The DOL’s Proposed Rule

The Department of Labor’s proposed PBM transparency rule was born out of President Trump’s Executive Order 14273, executed in hopes of lowering Rx costs and making the market more competitive. Should this proposed rule be finalized, it would require PBMs and related service providers to disclose direct and indirect compensation, service relationship details, and transaction-level pricing details (e.g., rebates, spread pricing, pharmacy clawbacks) prior to contracting and semi-annually thereafter. They would also be required to allow plans to audit the disclosed information.

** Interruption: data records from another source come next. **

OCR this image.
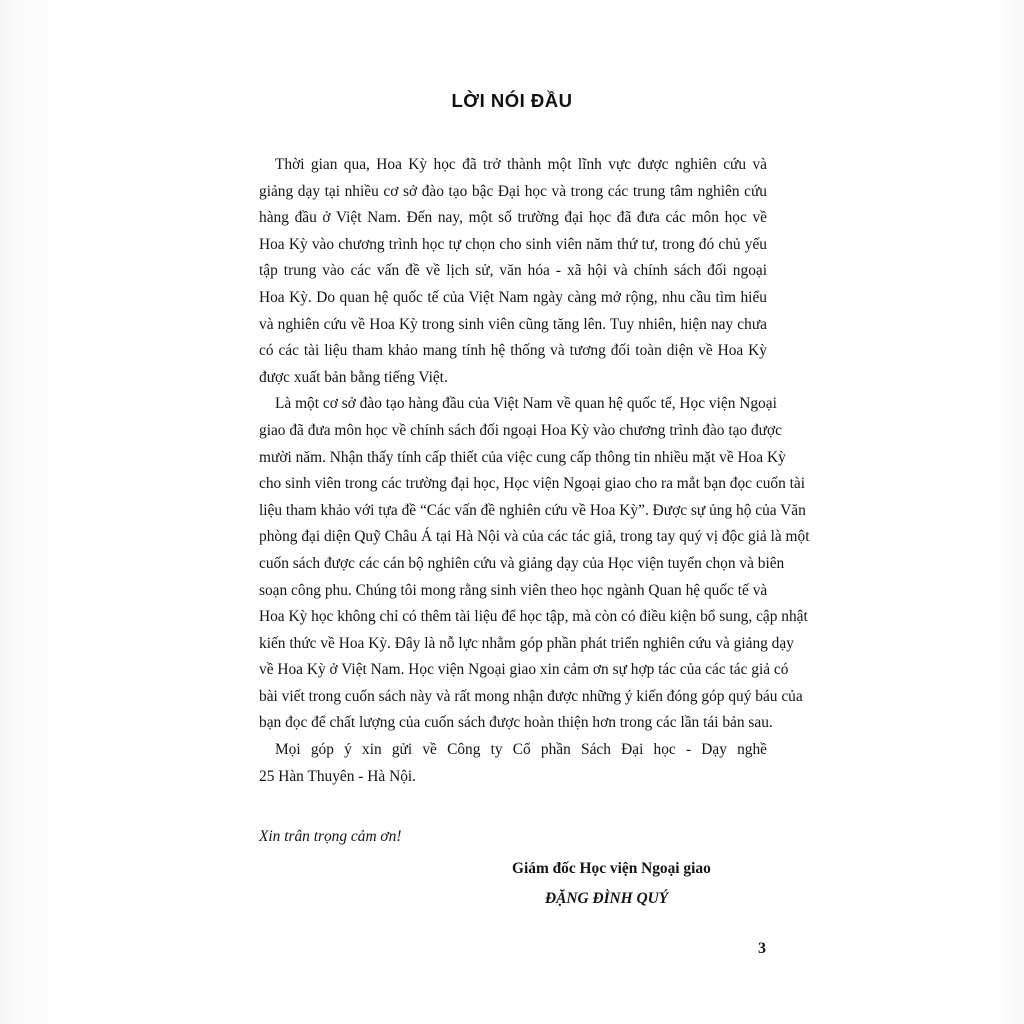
LỜI NÓI ĐẦU

Thời gian qua, Hoa Kỳ học đã trở thành một lĩnh vực được nghiên cứu và
giảng dạy tại nhiều cơ sở đào tạo bậc Đại học và trong các trung tâm nghiên cứu
hàng đầu ở Việt Nam. Đến nay, một số trường đại học đã đưa các môn học về
Hoa Kỳ vào chương trình học tự chọn cho sinh viên năm thứ tư, trong đó chủ yếu
tập trung vào các vấn đề về lịch sử, văn hóa - xã hội và chính sách đối ngoại
Hoa Kỳ. Do quan hệ quốc tế của Việt Nam ngày càng mở rộng, nhu cầu tìm hiểu
và nghiên cứu về Hoa Kỳ trong sinh viên cũng tăng lên. Tuy nhiên, hiện nay chưa
có các tài liệu tham khảo mang tính hệ thống và tương đối toàn diện về Hoa Kỳ
được xuất bản bằng tiếng Việt.

Là một cơ sở đào tạo hàng đầu của Việt Nam về quan hệ quốc tế, Học viện Ngoại
giao đã đưa môn học về chính sách đối ngoại Hoa Kỳ vào chương trình đào tạo được
mười năm. Nhận thấy tính cấp thiết của việc cung cấp thông tin nhiều mặt về Hoa Kỳ
cho sinh viên trong các trường đại học, Học viện Ngoại giao cho ra mắt bạn đọc cuốn tài
liệu tham khảo với tựa đề “Các vấn đề nghiên cứu về Hoa Kỳ”. Được sự ủng hộ của Văn
phòng đại diện Quỹ Châu Á tại Hà Nội và của các tác giả, trong tay quý vị độc giả là một
cuốn sách được các cán bộ nghiên cứu và giảng dạy của Học viện tuyển chọn và biên
soạn công phu. Chúng tôi mong rằng sinh viên theo học ngành Quan hệ quốc tế và
Hoa Kỳ học không chỉ có thêm tài liệu để học tập, mà còn có điều kiện bổ sung, cập nhật
kiến thức về Hoa Kỳ. Đây là nỗ lực nhằm góp phần phát triển nghiên cứu và giảng dạy
về Hoa Kỳ ở Việt Nam. Học viện Ngoại giao xin cảm ơn sự hợp tác của các tác giả có
bài viết trong cuốn sách này và rất mong nhận được những ý kiến đóng góp quý báu của
bạn đọc để chất lượng của cuốn sách được hoàn thiện hơn trong các lần tái bản sau.

Mọi góp ý xin gửi về Công ty Cổ phần Sách Đại học - Dạy nghề
25 Hàn Thuyên - Hà Nội.

Xin trân trọng cảm ơn!
Giám đốc Học viện Ngoại giao
ĐẶNG ĐÌNH QUÝ
3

It’s important to note that the proposed rule came before CAA 26 and the two don’t fully line up. Notably, the proposed rule is only applicable to self-funded group health plans, while CAA 26 applies to fully insured and self-funded group health plans. That leaves some open questions: Will the rule be updated to reflect what’s now required under CAA 26? Or could parts of it move forward sooner, ahead of the broader changes expected to be outlined in regulations later in 2027? For now, that remains to be seen.

Postscript: Express Scripts Settlement and TrumpRx

And if all of this is not enough, PBMs remained in the news cycle with the announcement that the Federal Trade Commission (FTC) secured a settlement with Express Scripts over its business practices. The PBM is alleged to have inflated insulin costs by pushing drug manufacturers to compete for formulary placement based on the size of rebates calculated according to the list price rather than net price. Express Scripts was then retaining a portion of the inflated rebate.

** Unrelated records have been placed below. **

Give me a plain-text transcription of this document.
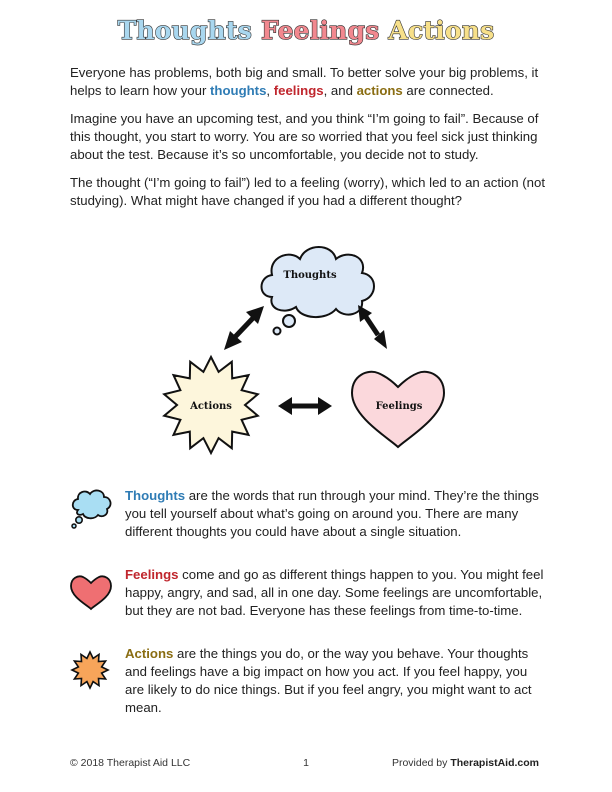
Thoughts Feelings Actions

Everyone has problems, both big and small. To better solve your big problems, it helps to learn how your thoughts, feelings, and actions are connected.

Imagine you have an upcoming test, and you think “I’m going to fail”. Because of this thought, you start to worry. You are so worried that you feel sick just thinking about the test. Because it’s so uncomfortable, you decide not to study.

The thought (“I’m going to fail”) led to a feeling (worry), which led to an action (not studying). What might have changed if you had a different thought?

Thoughts
Actions	Feelings
Thoughts are the words that run through your mind. They’re the things you tell yourself about what’s going on around you. There are many different thoughts you could have about a single situation.
Feelings come and go as different things happen to you. You might feel happy, angry, and sad, all in one day. Some feelings are uncomfortable, but they are not bad. Everyone has these feelings from time-to-time.
Actions are the things you do, or the way you behave. Your thoughts and feelings have a big impact on how you act. If you feel happy, you are likely to do nice things. But if you feel angry, you might want to act mean.
© 2018 Therapist Aid LLC	1	Provided by TherapistAid.com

As part of the settlement, Express Scripts agreed to modify its business practices by, among a variety of practice improvements,:

  • Ensuring member out-of-pocket costs are based on the net price rather than the inflated list price;
  • Separating compensation from the list price of a drug;
  • Increasing transparency for plan sponsors, including reporting on the cost of each drug; and
  • Ensuring that members receive the benefit of prices available through the TrumpRx website as well as counting member payments made on TrumpRx toward deductibles and out-of-pocket maximums (though please note that regulatory changes would be required to achieve this).

Speaking of TrumpRx, the portal made its debut in February. The TrumpRx drug pricing portal is a government-run portal (TrumpRx.gov) that provides coupons for certain drugs and directs consumers to the manufacturer’s website to purchase medications at discounted prices for others. The website does not sell drugs; it merely functions as a conduit.

Here are some key facts to keep in mind:

  • Discounts apply to out‑of‑pocket purchases only;
  • Insurance, Medicare, and Medicaid cannot be used with TrumpRx prices; and
  • So far, 43 different medications are included, ranging from Ozempic, Wegovy, and others used for chronic conditions, fertility, and respiratory issues.

“Collectively, the FTC’s enforcement action and the launch of TrumpRx highlight a growing federal emphasis on regulating PBM practices, improving drug pricing transparency, and increasing access to affordable prescription medications.

Summary

So, what do the new PBM transparency rules and CAA 2026 mean for employers?

Only time will tell when it comes to the DOL’s proposed rule, but the CAA 26 creates opportunities for employers now and in the years ahead to fulfill their fiduciary duties. Employers should begin preparing by taking a more active role in managing their service provider relationships, especially PBMs. We encourage employers to review their current relationship with their PBM, focusing on compensation and fee structures. Employers should also take advantage of the audit provisions and consider conducting annual audits of their PBMs. The Express Scripts settlement and TrumpRx may not have ubiquitous impacts on employers, but they are signs that the prescription drug landscape is changing. We will continue to keep an eye on this evolving area of benefits compliance and share updates as they become available.